Depending on your type of IBS, it can lead to symptoms such as:

  • abdominal pain and cramping
  • frequent or infrequent bowel movements
  • diarrhea or constipation

Researchers don’t fully understand why people with IBS and migraine experience each at higher rates than the general population. It may be related to serotonin, a hormone that plays a role in both conditions.

How to manage

Consider talking with a doctor if you have symptoms of IBS with migraine. They may want to determine if something else is causing your IBS. In that case, they may recommend certain dietary or lifestyle changes to help reduce symptoms.

Since there’s no cure for IBS, a doctor may suggest OTC or prescription medications to treat specific symptoms.

Learn about home remedies for IBS.

Gastroparesis is a condition that causes food to stay in your stomach longer than it should. This causes uncomfortable symptoms such as:

  • nausea
  • bloating
  • unexplained weight loss
  • vomiting

Some studies have found a link between headache pain and an increased incidence of gastroparesis during a migraine episode.

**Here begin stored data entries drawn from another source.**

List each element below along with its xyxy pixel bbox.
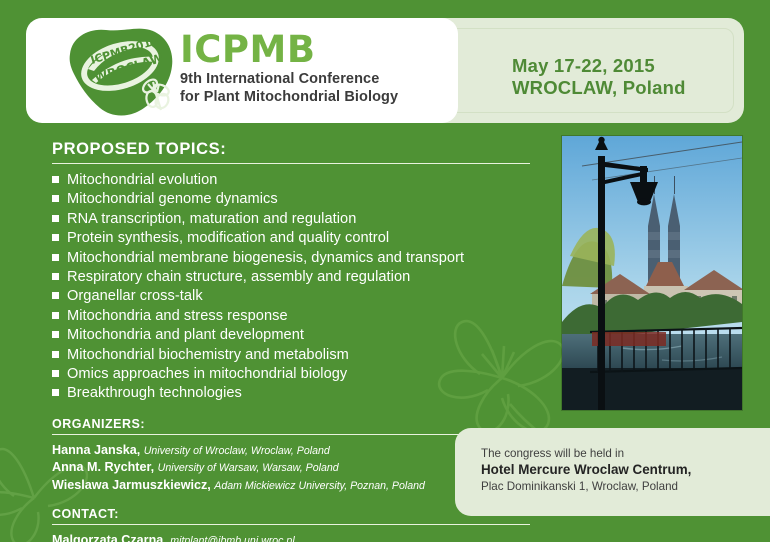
topic-label: Respiratory chain structure, assembly an… [67, 268, 410, 287]
venue-address: Plac Dominikanski 1, Wroclaw, Poland [481, 479, 770, 494]
bullet-icon [52, 370, 59, 377]
contact-email[interactable]: mitplant@ibmb.uni.wroc.pl [170, 535, 294, 542]
organizer-affiliation: University of Wroclaw, Wroclaw, Poland [144, 445, 330, 457]
topic-label: Mitochondrial genome dynamics [67, 190, 278, 209]
title-block: ICPMB 9th International Conference for P… [180, 30, 398, 106]
topic-label: Mitochondria and stress response [67, 307, 288, 326]
icpmb-leaf-logo-icon: ICPMB2015 WROCLAW [62, 24, 184, 120]
conference-location: WROCLAW, Poland [512, 77, 686, 99]
venue-box: The congress will be held in Hotel Mercu… [455, 428, 770, 516]
organizer-name: Wieslawa Jarmuszkiewicz, [52, 478, 211, 492]
topic-label: Breakthrough technologies [67, 384, 242, 403]
bullet-icon [52, 215, 59, 222]
topic-item: Omics approaches in mitochondrial biolog… [52, 365, 530, 384]
bullet-icon [52, 195, 59, 202]
topic-item: Mitochondria and plant development [52, 326, 530, 345]
topic-label: Omics approaches in mitochondrial biolog… [67, 365, 347, 384]
conference-poster: ICPMB2015 WROCLAW ICPMB 9th Internationa… [0, 0, 770, 542]
topic-label: Mitochondrial membrane biogenesis, dynam… [67, 249, 464, 268]
bullet-icon [52, 176, 59, 183]
topics-list: Mitochondrial evolution Mitochondrial ge… [52, 171, 530, 404]
contact-line: Malgorzata Czarna, mitplant@ibmb.uni.wro… [52, 532, 530, 542]
bullet-icon [52, 331, 59, 338]
topic-item: Breakthrough technologies [52, 384, 530, 403]
venue-hotel-name: Hotel Mercure Wroclaw Centrum, [481, 461, 770, 479]
topic-label: Mitochondria and plant development [67, 326, 304, 345]
topic-item: Mitochondrial evolution [52, 171, 530, 190]
topic-item: Mitochondrial membrane biogenesis, dynam… [52, 249, 530, 268]
bullet-icon [52, 292, 59, 299]
subtitle-line-1: 9th International Conference [180, 71, 398, 89]
organizer-name: Anna M. Rychter, [52, 460, 154, 474]
venue-intro: The congress will be held in [481, 446, 770, 461]
date-location-block: May 17-22, 2015 WROCLAW, Poland [512, 55, 686, 99]
bullet-icon [52, 351, 59, 358]
wroclaw-cathedral-photo [562, 136, 742, 410]
bullet-icon [52, 389, 59, 396]
topic-label: Mitochondrial biochemistry and metabolis… [67, 346, 349, 365]
topic-item: Mitochondrial biochemistry and metabolis… [52, 346, 530, 365]
topic-item: Respiratory chain structure, assembly an… [52, 268, 530, 287]
topic-label: Organellar cross-talk [67, 287, 203, 306]
organizer-name: Hanna Janska, [52, 443, 140, 457]
bullet-icon [52, 254, 59, 261]
topic-label: RNA transcription, maturation and regula… [67, 210, 356, 229]
topic-item: Mitochondrial genome dynamics [52, 190, 530, 209]
organizer-affiliation: Adam Mickiewicz University, Poznan, Pola… [214, 480, 425, 492]
topics-heading: PROPOSED TOPICS: [52, 140, 530, 164]
contact-section: CONTACT: Malgorzata Czarna, mitplant@ibm… [52, 507, 530, 542]
brand-title: ICPMB [180, 30, 398, 70]
bullet-icon [52, 312, 59, 319]
subtitle-line-2: for Plant Mitochondrial Biology [180, 89, 398, 107]
topic-label: Mitochondrial evolution [67, 171, 217, 190]
conference-date: May 17-22, 2015 [512, 55, 686, 77]
organizer-affiliation: University of Warsaw, Warsaw, Poland [158, 462, 339, 474]
topic-item: Organellar cross-talk [52, 287, 530, 306]
contact-name: Malgorzata Czarna, [52, 533, 167, 542]
topic-label: Protein synthesis, modification and qual… [67, 229, 389, 248]
topic-item: RNA transcription, maturation and regula… [52, 210, 530, 229]
topic-item: Protein synthesis, modification and qual… [52, 229, 530, 248]
topic-item: Mitochondria and stress response [52, 307, 530, 326]
conference-subtitle: 9th International Conference for Plant M… [180, 71, 398, 106]
bullet-icon [52, 273, 59, 280]
bullet-icon [52, 234, 59, 241]
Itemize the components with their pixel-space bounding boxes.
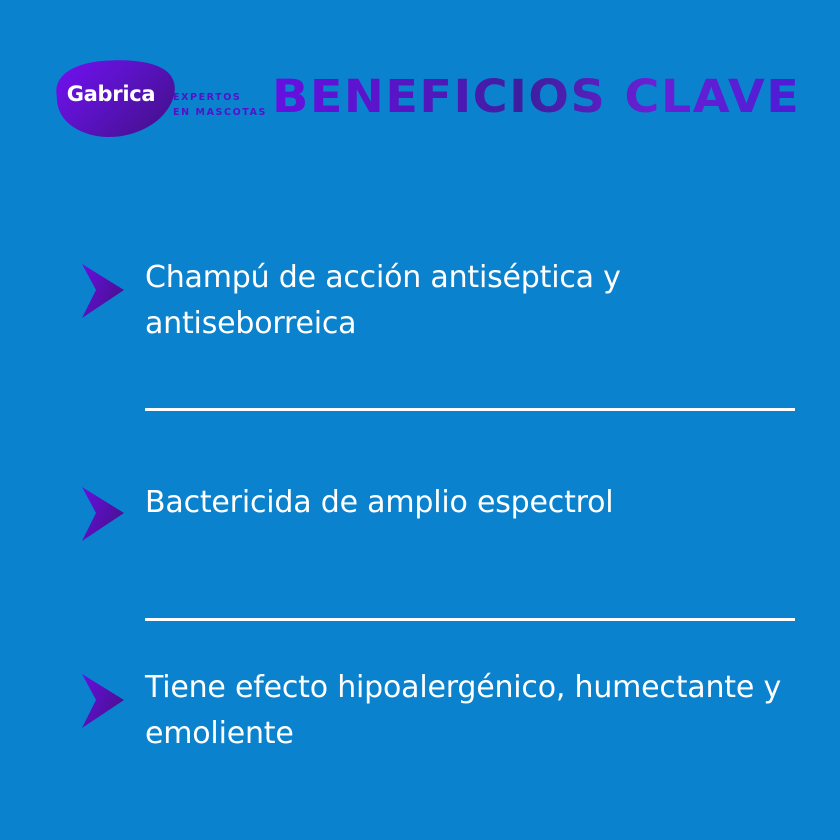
poster-canvas: Gabrica EXPERTOS EN MASCOTAS BENEFICIOS … <box>0 0 840 840</box>
chevron-right-icon <box>80 263 126 319</box>
brand-wordmark: Gabrica <box>61 84 161 105</box>
header: Gabrica EXPERTOS EN MASCOTAS BENEFICIOS … <box>0 0 840 160</box>
benefit-divider <box>145 618 795 621</box>
benefit-text: Champú de acción antiséptica y antisebor… <box>145 255 800 347</box>
brand-tagline: EXPERTOS EN MASCOTAS <box>173 90 267 120</box>
benefit-text: Bactericida de amplio espectrol <box>145 480 800 526</box>
benefit-item: Tiene efecto hipoalergénico, humectante … <box>0 665 840 785</box>
brand-tagline-line-2: EN MASCOTAS <box>173 105 267 120</box>
benefit-item: Champú de acción antiséptica y antisebor… <box>0 255 840 375</box>
brand-logo-lockup: Gabrica EXPERTOS EN MASCOTAS <box>44 58 264 144</box>
chevron-right-icon <box>80 673 126 729</box>
chevron-right-icon <box>80 486 126 542</box>
benefit-divider <box>145 408 795 411</box>
benefit-text: Tiene efecto hipoalergénico, humectante … <box>145 665 800 757</box>
brand-tagline-line-1: EXPERTOS <box>173 90 267 105</box>
page-title: BENEFICIOS CLAVE <box>272 68 800 124</box>
benefit-item: Bactericida de amplio espectrol <box>0 480 840 550</box>
benefits-list: Champú de acción antiséptica y antisebor… <box>0 160 840 840</box>
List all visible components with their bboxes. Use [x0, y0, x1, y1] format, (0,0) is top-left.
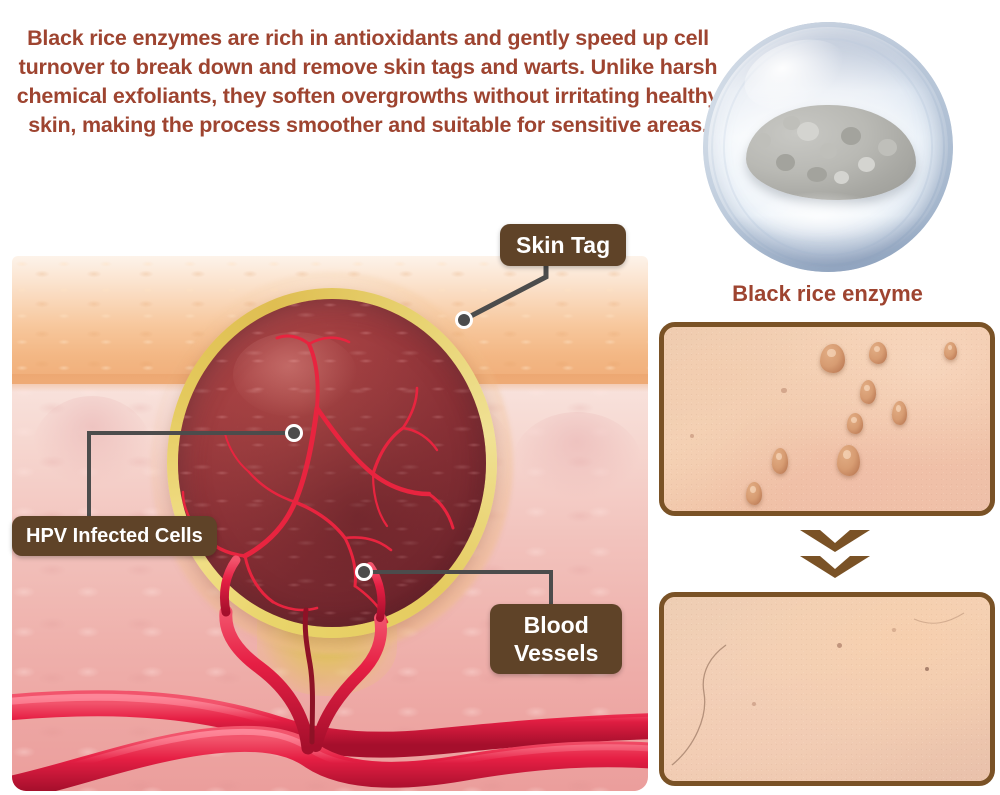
hpv-marker-dot[interactable]: [285, 424, 303, 442]
sphere-rim: [703, 22, 953, 272]
callout-blood-vessels-line2: Vessels: [514, 639, 598, 667]
glass-sphere-icon: [703, 22, 953, 272]
headline-text: Black rice enzymes are rich in antioxida…: [0, 24, 736, 140]
blood-vessels-marker-dot[interactable]: [355, 563, 373, 581]
skin-tag-marker-dot[interactable]: [455, 311, 473, 329]
after-skin-hair: [664, 597, 995, 786]
callout-skin-tag[interactable]: Skin Tag: [500, 224, 626, 266]
callout-blood-vessels[interactable]: Blood Vessels: [490, 604, 622, 674]
ingredient-caption: Black rice enzyme: [655, 281, 1000, 307]
callout-hpv-infected-cells[interactable]: HPV Infected Cells: [12, 516, 217, 556]
after-photo: [659, 592, 995, 786]
before-photo: [659, 322, 995, 516]
callout-blood-vessels-line1: Blood: [514, 611, 598, 639]
black-rice-enzyme-sphere-image: [703, 22, 953, 272]
double-chevron-down-icon: [800, 530, 870, 586]
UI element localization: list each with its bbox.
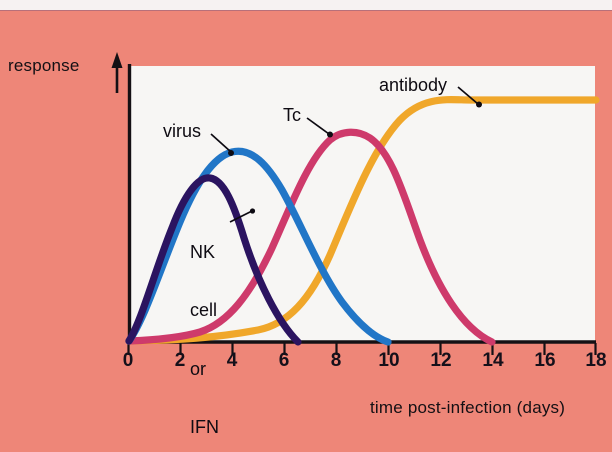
- curve-label-nk-line-1: NK: [190, 243, 219, 262]
- curve-label-tc: Tc: [283, 106, 301, 124]
- x-tick-label-0: 0: [113, 350, 143, 372]
- up-arrow-icon: [112, 52, 123, 93]
- curve-tc: [129, 132, 492, 342]
- x-tick-label-16: 16: [530, 350, 560, 372]
- chart-canvas: [0, 0, 612, 452]
- x-axis-title: time post-infection (days): [370, 398, 565, 418]
- curve-label-nk-line-2: cell: [190, 301, 219, 320]
- curve-label-nk-line-3: or: [190, 360, 219, 379]
- curve-label-virus: virus: [163, 122, 201, 140]
- curve-label-antibody: antibody: [379, 76, 447, 94]
- leader-line-tc: [307, 118, 333, 138]
- x-tick-label-4: 4: [217, 350, 247, 372]
- x-tick-label-12: 12: [426, 350, 456, 372]
- x-tick-label-8: 8: [321, 350, 351, 372]
- x-tick-label-14: 14: [478, 350, 508, 372]
- curve-label-nk-line-4: IFN: [190, 418, 219, 437]
- immune-response-figure: response time post-infection (days) 0 2 …: [0, 0, 612, 452]
- y-axis-title: response: [8, 56, 80, 76]
- x-tick-label-10: 10: [374, 350, 404, 372]
- x-tick-label-18: 18: [581, 350, 611, 372]
- curve-label-nk-ifn: NK cell or IFN: [190, 204, 219, 452]
- x-tick-label-6: 6: [269, 350, 299, 372]
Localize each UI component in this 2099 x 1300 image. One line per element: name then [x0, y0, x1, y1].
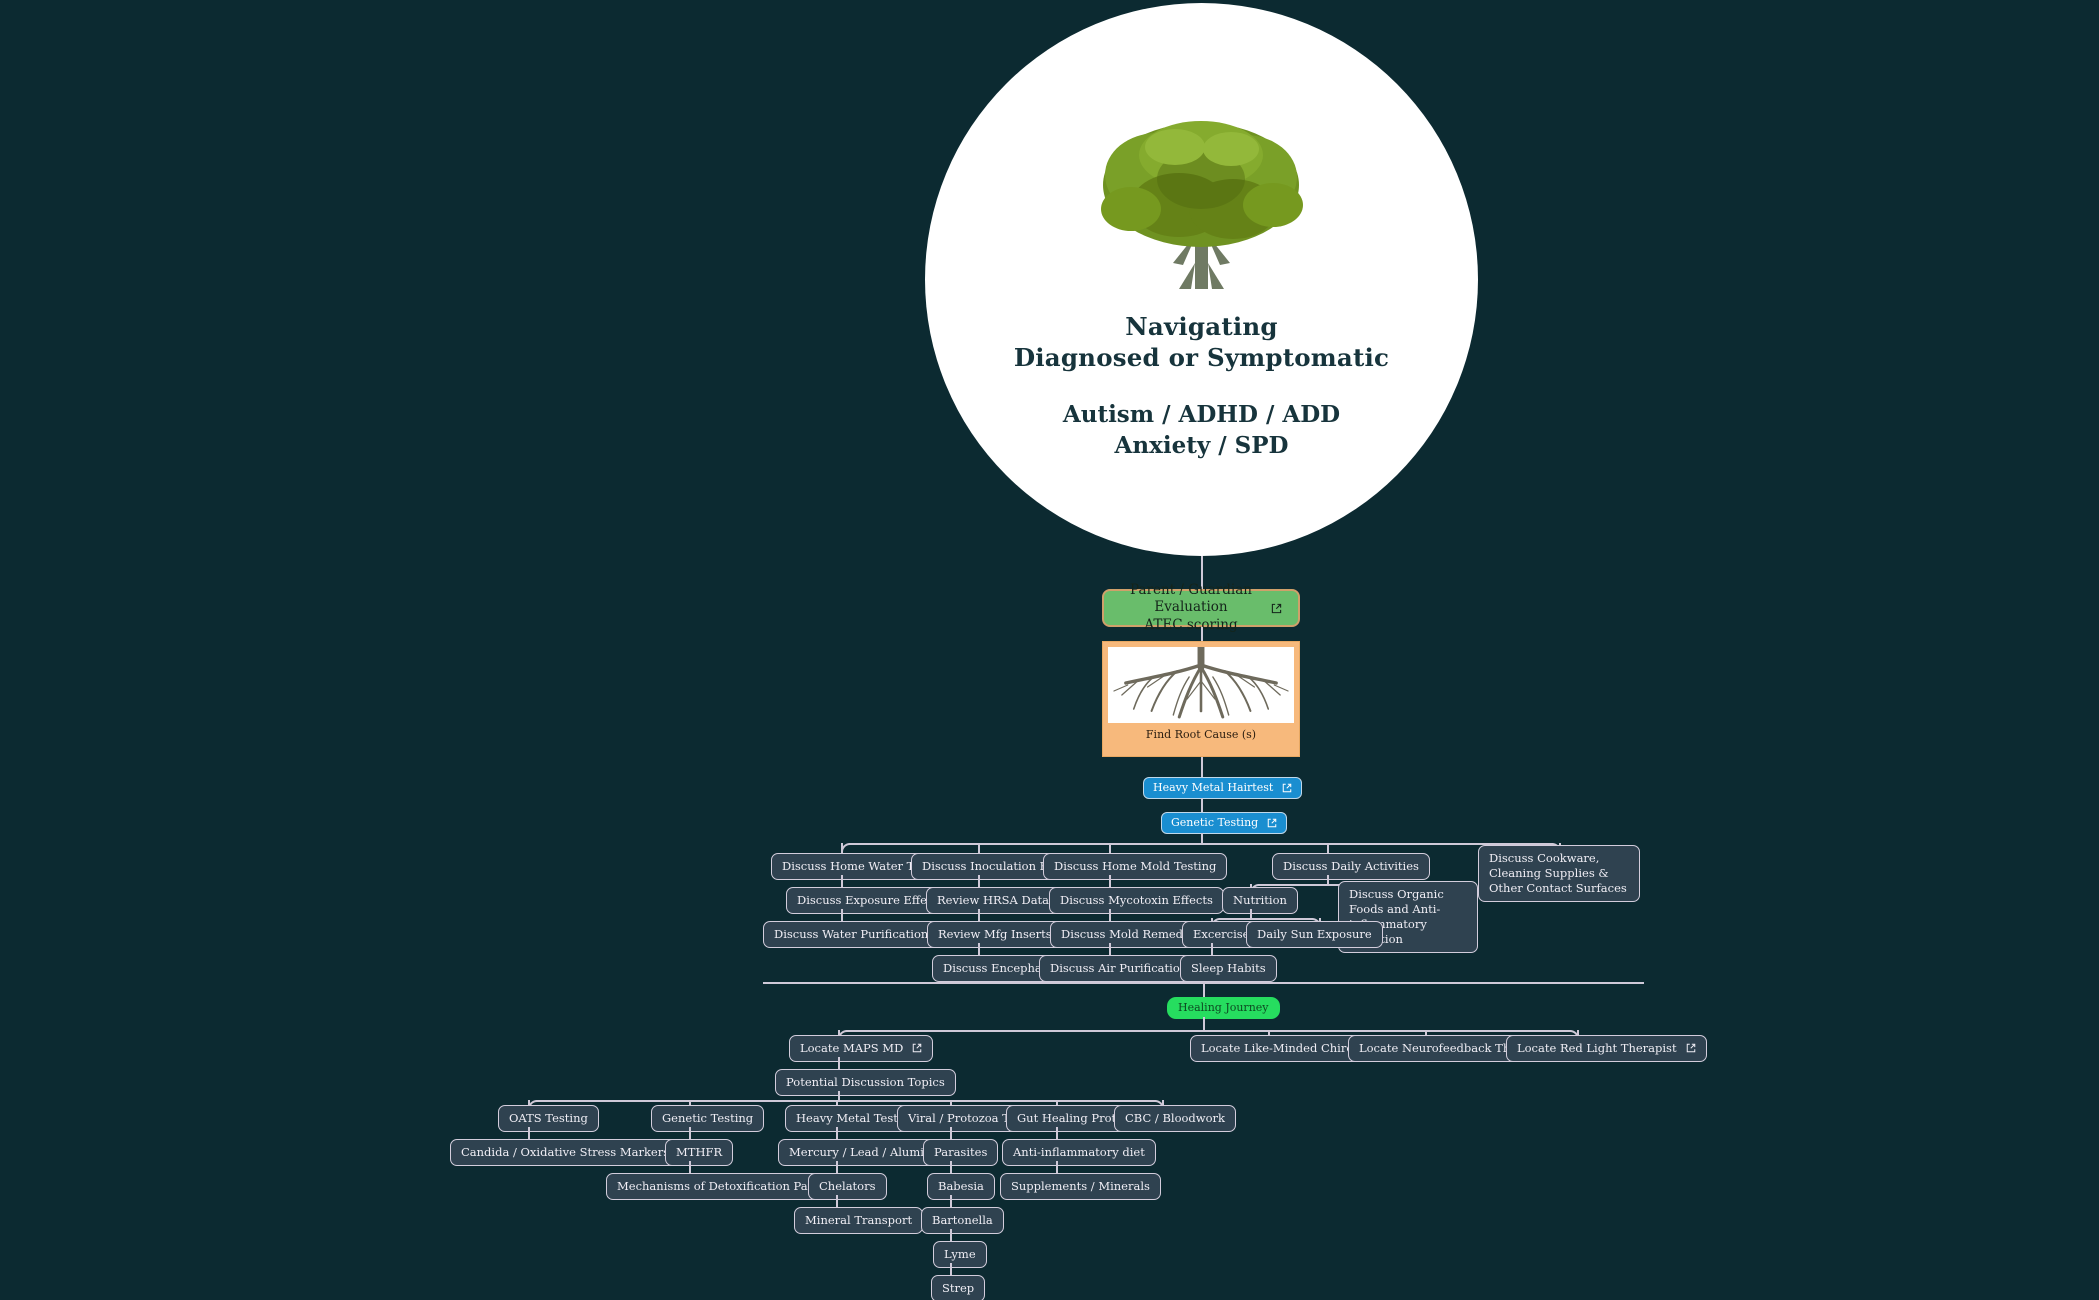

Doctors do not know exactly why this occurs, but they think migraine may activate the sympathetic nervous system. This system causes a “fight-or-flight” response, which works to divert blood away from your stomach to key organs like the brain and heart. As a result, your digestion may slow down, leading to stomach pain.

How to manage

If you have gastroparesis due to migraine, your doctor will first try to find treatments to reduce your number of migraine days. They may also recommend or prescribe medications to help reduce your GI symptoms.

But medications you take by mouth may not be effective if they move through your stomach too slowly for your gut to absorb them quickly enough. A doctor may recommend a different way to administer your medication, such as by injection.

Gluten is a protein naturally present in many grain-containing foods. Food producers often add it to other foods as a thickener.

People with celiac disease have a significant intolerance to gluten. This can lead to bloating, abdominal discomfort, and headaches that closely resemble migraine.

But researchers are yet to identify a connection between a gluten-free diet and reduced incidence of migraine in those who don’t have celiac disease.

How to manage

If gluten is the source of your stomach pain with migraine, your best bet is to avoid gluten. Research from 2019 suggests that elimination diets can be effective in preventing migraine.

Learn more about which foods contain gluten (and which don’t).

Having a history of migraine can increase your risk of nausea and vomiting during pregnancy. This risk may be greater due to an increase in the hormones estrogen and progesterone. Other risk factors for nausea during pregnancy include a history of motion sickness.

How to manage

If you’re pregnant and experience significant nausea, consider talking with a doctor about potential treatments. It’s important to use medications and approaches that are safe for both you and your baby.

Learn more about managing migraine during pregnancy.

Migraine can be a severe and debilitating condition that results in decreased quality of life and missed work or school days. A connection between your brain and gut may also explain why migraine can lead to stomach pain and other GI symptoms.

If you experience nausea or other abdominal discomforts with migraine, consider talking with a doctor about treatment options and underlying conditions that could worsen your symptoms. Ideally, you can find a management plan to help reduce both your migraine days and any associated stomach pain.